From a Bayesian perspective, $\theta$ is a random variable and we must estimate its posterior given the coin flips we have seen. For this to work, we need to decide on what our prior beliefs are by deciding on a prior distribution on $\theta$. If we assume it is distributed as $\operatorname{Beta}(\alpha, \beta)$. Then, $p(\theta) = \theta^{\alpha - 1} (1-\theta)^{\beta-1})$ is our prior distribution. Now we can calculate the posterior
$$
\begin{align}
p(\theta | \mathcal D) &= p(\mathcal D | \theta)p(\theta) \\
&= \theta^{N_H} (1-\theta)^{N_T} \theta^{\alpha - 1} (1-\theta)^{\beta-1}) \\
&= \theta^{N_H + \alpha - 1} (1-\theta)^{N_T + \beta - 1}) \\
&= \theta^{\alpha' - 1} (1-\theta)^{\beta' - 1}).
\end{align}
$$
Hence, the posterior distribution is another Beta distribution $\operatorname{Beta}(\alpha', \beta')$ where $\alpha'=\alpha + N_H$ and $\beta'=\beta + N_T$.
Predictive Posterior
How do we use the posterior distribution over weights to make predictions? We saw how we can choose the parameters which maximize our data likelihood $p(\mathcal D | \theta)$: $$\theta_\text{MLE} \in \operatorname*{argmax}_\theta p(\mathcal D | \theta) = \frac{N_H}{N_H + N_T}.$$
However, we can also use posterior $p(\theta | \mathcal D)$ by taking the single most likely value of $\theta$ to make our decision: $$\theta_\text{MAP} \in \operatorname*{argmax}_\theta p(\theta | \mathcal D) = \frac{N_H + \alpha - 1}{N_H + N_T + \beta + \alpha - 2}.$$
However, any true Bayesian will use $p(\theta | \mathcal D)$ to average over all possible models $\theta$:
$$
\begin{align}
p(x^* = 1 | x_1, \ldots, x_N) &= \int_\theta p(x^* = 1 | \theta) p(\theta | \mathcal D) \, d\theta \\
&= \int \theta p(\theta | x) \, d\theta \\
&= \mathbb E_{p(\theta | \mathcal D)} [\theta] \\
&= \frac{\alpha + N_H}{N_H + N_T + \alpha + \beta}
\end{align}
$$
In this very simple example, $p(x | \theta)$ simplified out very cleanly as just $p(x^* = 1 | \theta) = \theta$. Usually this is not the case. Also note that this isn't an estimate for a single $\theta$ value. We averaged out the $\theta$!
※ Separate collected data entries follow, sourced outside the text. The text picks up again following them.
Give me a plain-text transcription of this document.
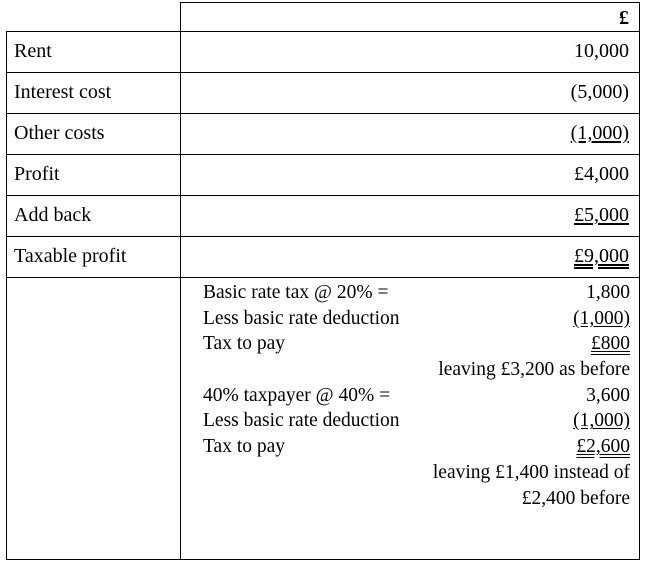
£
Rent	10,000
Interest cost	(5,000)
Other costs	(1,000)
Profit	£4,000
Add back	£5,000
Taxable profit	£9,000
Basic rate tax @ 20% =	1,800
Less basic rate deduction	(1,000)
Tax to pay	£800
leaving £3,200 as before
40% taxpayer @ 40% =	3,600
Less basic rate deduction	(1,000)
Tax to pay	£2,600
leaving £1,400 instead of
£2,400 before
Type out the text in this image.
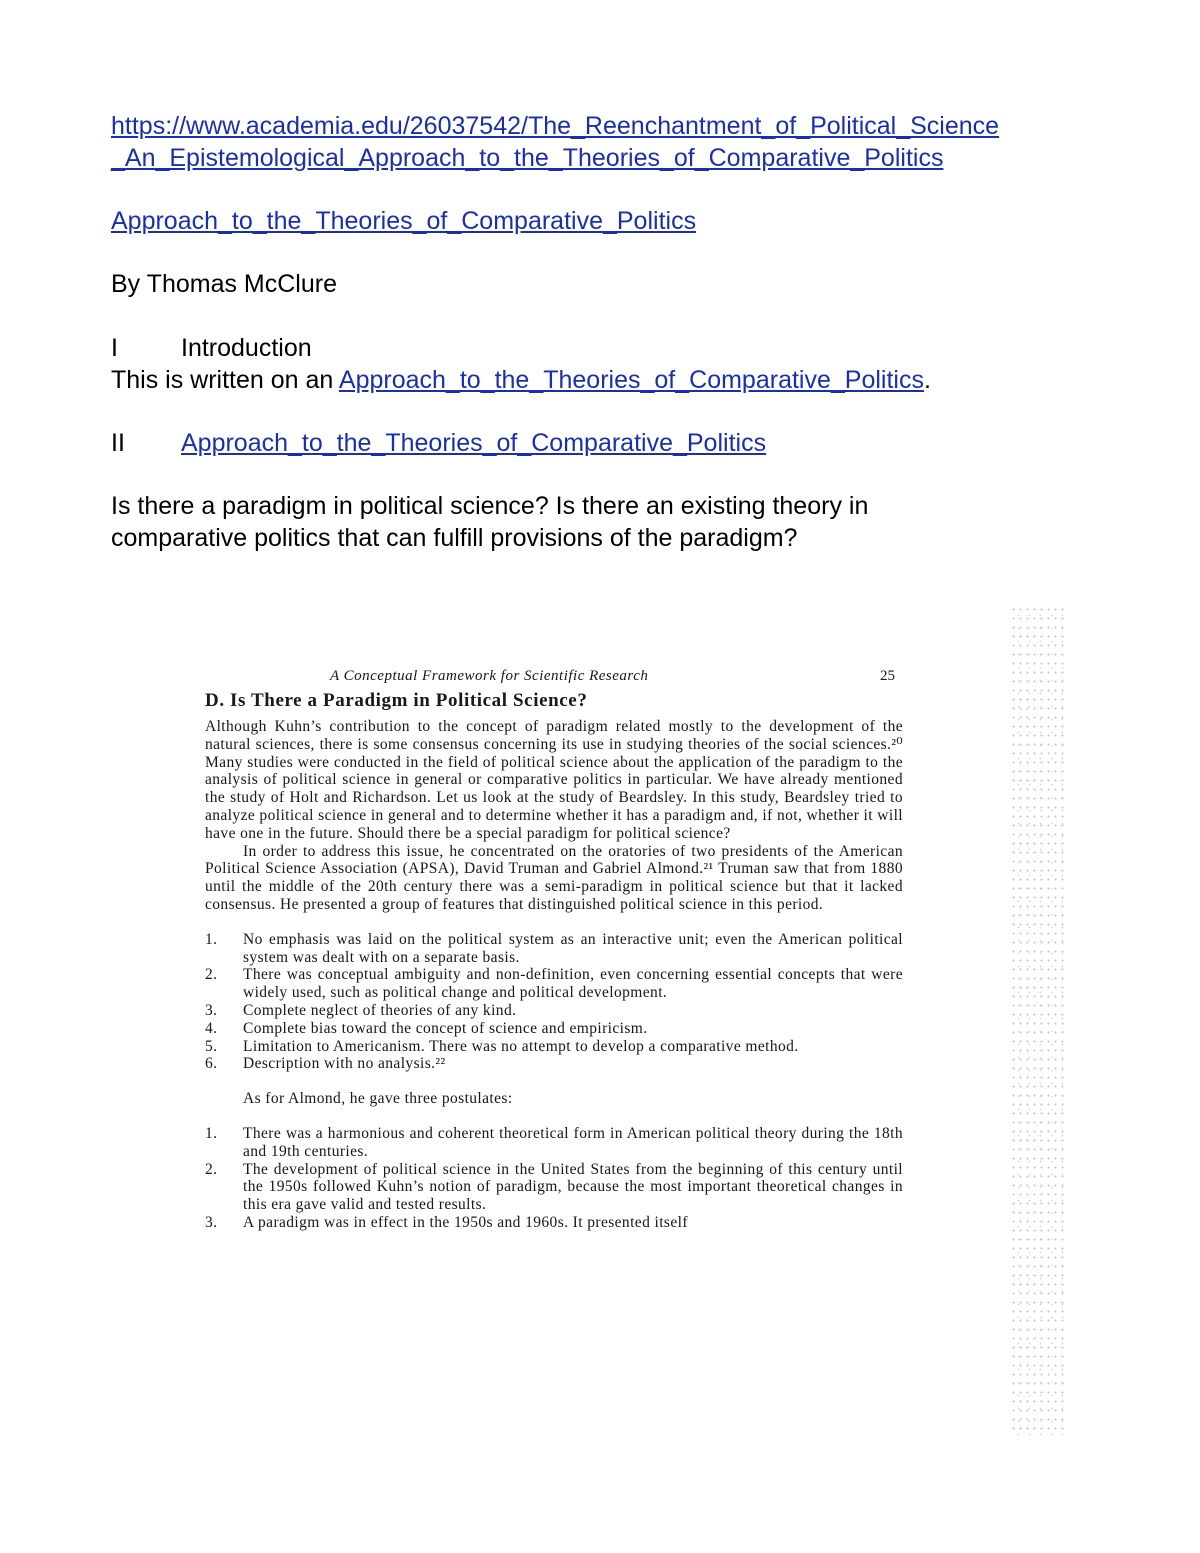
https://www.academia.edu/26037542/The_Reenchantment_of_Political_Science
_An_Epistemological_Approach_to_the_Theories_of_Comparative_Politics
Approach_to_the_Theories_of_Comparative_Politics
By Thomas McClure
I	Introduction
This is written on an Approach_to_the_Theories_of_Comparative_Politics.
II Approach_to_the_Theories_of_Comparative_Politics
Is there a paradigm in political science? Is there an existing theory in
comparative politics that can fulfill provisions of the paradigm?
A Conceptual Framework for Scientific Research	25
D. Is There a Paradigm in Political Science?

Although Kuhn’s contribution to the concept of paradigm related mostly to the development of the natural sciences, there is some consensus concerning its use in studying theories of the social sciences.²⁰ Many studies were conducted in the field of political science about the application of the paradigm to the analysis of political science in general or comparative politics in particular. We have already mentioned the study of Holt and Richardson. Let us look at the study of Beardsley. In this study, Beardsley tried to analyze political science in general and to determine whether it has a paradigm and, if not, whether it will have one in the future. Should there be a special paradigm for political science?

In order to address this issue, he concentrated on the oratories of two presidents of the American Political Science Association (APSA), David Truman and Gabriel Almond.²¹ Truman saw that from 1880 until the middle of the 20th century there was a semi-paradigm in political science but that it lacked consensus. He presented a group of features that distinguished political science in this period.

1. No emphasis was laid on the political system as an interactive unit; even the American political system was dealt with on a separate basis.
2. There was conceptual ambiguity and non-definition, even concerning essential concepts that were widely used, such as political change and political development.
3. Complete neglect of theories of any kind.
4. Complete bias toward the concept of science and empiricism.
5. Limitation to Americanism. There was no attempt to develop a comparative method.
6. Description with no analysis.²²

As for Almond, he gave three postulates:

1. There was a harmonious and coherent theoretical form in American political theory during the 18th and 19th centuries.
2. The development of political science in the United States from the beginning of this century until the 1950s followed Kuhn’s notion of paradigm, because the most important theoretical changes in this era gave valid and tested results.
3. A paradigm was in effect in the 1950s and 1960s. It presented itself
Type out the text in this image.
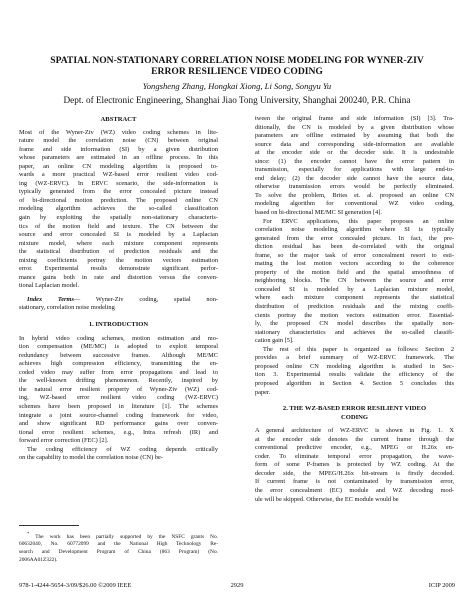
SPATIAL NON-STATIONARY CORRELATION NOISE MODELING FOR WYNER-ZIV
ERROR RESILIENCE VIDEO CODING
Yongsheng Zhang, Hongkai Xiong, Li Song, Songyu Yu
Dept. of Electronic Engineering, Shanghai Jiao Tong University, Shanghai 200240, P.R. China
ABSTRACT
Most of the Wyner-Ziv (WZ) video coding schemes in lite-
rature model the correlation noise (CN) between original
frame and side information (SI) by a given distribution
whose parameters are estimated in an offline process. In this
paper, an online CN modeling algorithm is proposed to-
wards a more practical WZ-based error resilient video cod-
ing (WZ-ERVC). In ERVC scenario, the side-information is
typically generated from the error concealed picture instead
of bi-directional motion prediction. The proposed online CN
modeling algorithm achieves the so-called classification
gain by exploiting the spatially non-stationary characteris-
tics of the motion field and texture. The CN between the
source and error concealed SI is modeled by a Laplacian
mixture model, where each mixture component represents
the statistical distribution of prediction residuals and the
mixing coefficients portray the motion vectors estimation
error. Experimental results demonstrate significant perfor-
mance gains both in rate and distortion versus the conven-
tional Laplacian model.
Index Terms— Wyner-Ziv coding, spatial non-
stationary, correlation noise modeling
1. INTRODUCTION
In hybrid video coding schemes, motion estimation and mo-
tion compensation (ME/MC) is adopted to exploit temporal
redundancy between successive frames. Although ME/MC
achieves high compression efficiency, transmitting the en-
coded video may suffer from error propagations and lead to
the well-known drifting phenomenon. Recently, inspired by
the natural error resilient property of Wyner-Ziv (WZ) cod-
ing, WZ-based error resilient video coding (WZ-ERVC)
schemes have been proposed in literature [1]. The schemes
integrate a joint source-channel coding framework for video,
and show significant RD performance gains over conven-
tional error resilient schemes, e.g., Intra refresh (IR) and
forward error correction (FEC) [2].
The coding efficiency of WZ coding depends critically
on the capability to model the correlation noise (CN) be-
* The work has been partially supported by the NSFC grants No.
60632040, No. 60772099 and the National High Technology Re-
search and Development Program of China (863 Program) (No.
2006AA01Z322).
tween the original frame and side information (SI) [3]. Tra-
ditionally, the CN is modeled by a given distribution whose
parameters are offline estimated by assuming that both the
source data and corresponding side-information are available
at the encoder side or the decoder side. It is undesirable
since: (1) the encoder cannot have the error pattern in
transmission, especially for applications with large end-to-
end delay; (2) the decoder side cannot have the source data,
otherwise transmission errors would be perfectly eliminated.
To solve the problem, Brites et. al. proposed an online CN
modeling algorithm for conventional WZ video coding,
based on bi-directional ME/MC SI generation [4].
For ERVC applications, this paper proposes an online
correlation noise modeling algorithm where SI is typically
generated from the error concealed picture. In fact, the pre-
diction residual has been de-correlated with the original
frame, so the major task of error concealment resort to esti-
mating the lost motion vectors according to the coherence
property of the motion field and the spatial smoothness of
neighboring blocks. The CN between the source and error
concealed SI is modeled by a Laplacian mixture model,
where each mixture component represents the statistical
distribution of prediction residuals and the mixing coeffi-
cients portray the motion vectors estimation error. Essential-
ly, the proposed CN model describes the spatially non-
stationary characteristics and achieves the so-called classifi-
cation gain [5].
The rest of this paper is organized as follows: Section 2
provides a brief summary of WZ-ERVC framework. The
proposed online CN modeling algorithm is studied in Sec-
tion 3. Experimental results validate the efficiency of the
proposed algorithm in Section 4. Section 5 concludes this
paper.
2. THE WZ-BASED ERROR RESILIENT VIDEO
CODING
A general architecture of WZ-ERVC is shown in Fig. 1. X
at the encoder side denotes the current frame through the
conventional predictive encoder, e.g., MPEG or H.26x en-
coder. To eliminate temporal error propagation, the wave-
form of some P-frames is protected by WZ coding. At the
decoder side, the MPEG/H.26x bit-stream is firstly decoded.
If current frame is not contaminated by transmission error,
the error concealment (EC) module and WZ decoding mod-
ule will be skipped. Otherwise, the EC module would be
978-1-4244-5654-3/09/$26.00 ©2009 IEEE	2929	ICIP 2009
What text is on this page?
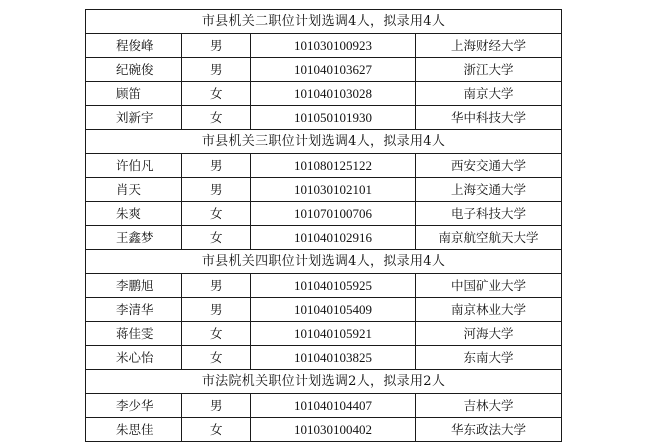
市县机关二职位计划选调4人，拟录用4人			
程俊峰	男	101030100923	上海财经大学
纪碗俊	男	101040103627	浙江大学
顾笛	女	101040103028	南京大学
刘新宇	女	101050101930	华中科技大学
市县机关三职位计划选调4人，拟录用4人			
许伯凡	男	101080125122	西安交通大学
肖天	男	101030102101	上海交通大学
朱爽	女	101070100706	电子科技大学
王鑫梦	女	101040102916	南京航空航天大学
市县机关四职位计划选调4人，拟录用4人			
李鹏旭	男	101040105925	中国矿业大学
李清华	男	101040105409	南京林业大学
蒋佳雯	女	101040105921	河海大学
米心怡	女	101040103825	东南大学
市法院机关职位计划选调2人，拟录用2人			
李少华	男	101040104407	吉林大学
朱思佳	女	101030100402	华东政法大学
Also note that was $|\mathcal D|$ grows, these prediction techniques approach the same predictions.
Prior Selection
In a Bayesian setting, model selection corresponds to model class selection and prior selection. For example, when fitting data we can select what type of curve to fit (line, parabola) and also what prior to put on the parameters of the curve. There is no point in searching for one single correct line or parabola since we will average over all possible ones equally.
How do we select between two models then? What we can do is calculate the likelihood of the data $p(\mathcal D)$ for different model classes: $$p(\mathcal D) = \int_w p(\mathcal D | w) p(w) \, d\,w.$$
If we are considering too many possible models $w$, then $p(w)$ is spread out and the integral in $p(\mathcal D)$ will turn out to be very low. This is how the Bayesian approach penalizes overly complicated models. However, if $p(w)$ doesn't contain very good models, then the $p(\mathcal D | w)$ factor will be low and the integral will still turn out to be very low! Hence, the ideal prior is a Goldilocks problem.